A more fundamental issue concerns personal and social recognition. Often individuals are considered "statistics" and lose their capability to express their opinions, defend their rights or have the ability to live in safety. Thus, the issue of social exclusion has become a major priority in social development.
According to The Poverty Site1, all group ages can be victims of social exclusion but the youth and elderly are among the most vulnerable. Thus, when efforts were launched in 2000, most efforts concentrated on alleviating the conditions that were challenging children and the elderly ("Key Facts", 2006). However this is not to diminish the fact that social exclusion can be a significant concern among adults as well. A key development in recent years has also been in part due to increase in immigration from non-English speaking countries to the UK (Lang & Wilkinson).
From the data from the site, most key indicators of the issue have remained steady. Efforts in controlling immigration and the responsiveness of socialized programs have been effective in addressing most of the concerns initially raised. However, as in Appendix A and B, some indicators have either remained as a concern or have become one. These indicators are summarized in Table 1.
According to the study, community indicators are the one that needs the most focus ("Indicators", 2006). There is still no observed greater satisfaction regarding local settings or level of mortgage arrears. While housing benefits remain to be viewed as inadequate. The most notable concern is regarding overcrowding which may indicate population due to the lack of resources in surrounding areas ("Executive Summary of Indicators", 2006).
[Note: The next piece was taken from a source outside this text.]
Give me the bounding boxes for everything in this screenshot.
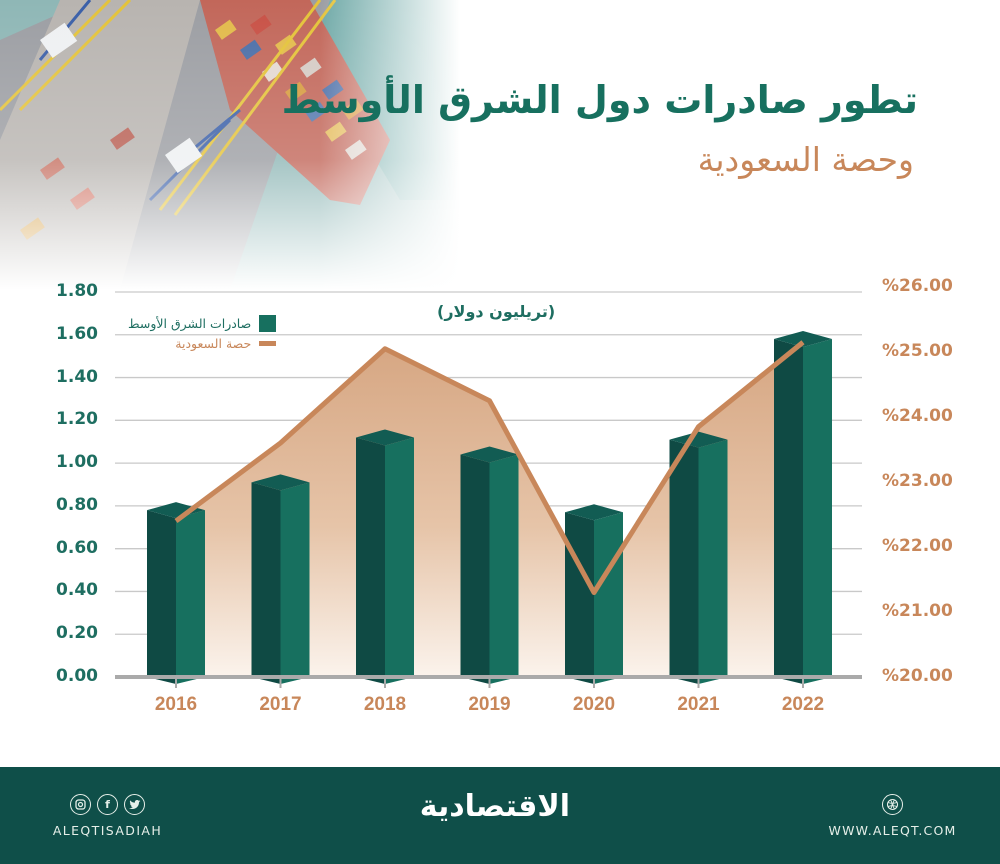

The next sets of indicators of concern are those that involve young adults, adults aged twenty five to retirement and older people ("Indicators", 2006). Among young adults, there has been greater unemployment and decrease in skills and qualification attainment. The issue has become concern primarily because of its implication regarding a developing trend that can stress social services in the future. For adults aged twenty five to retirement, who make the bulk of the work force, there has still been no conclusive success in decreasing the number of workless households with poverty rate remaining at 19% ("Executive Summary of Indicators", 2006). Another pressing concern is the increasing number of diagnosed obese individuals. The urgency of addressing these indicators is also because of the stress for social services as well as because of considered with the development among young adults, the group becomes even more important in maintaining labor levels.
Though programs have been most successful in with those the concerned children, there has been an increase in the statistics of young offenders ("Indicators", 2006). The concern has been not only in the incidence of the offenses but also because of their gravity. Studies indicate that these developments are in part because of greater social and economic pressures however it may also be because of greater awareness for the need for intervention among juvenile offenders or greater access to programs for them (Tarolla et al, 2006).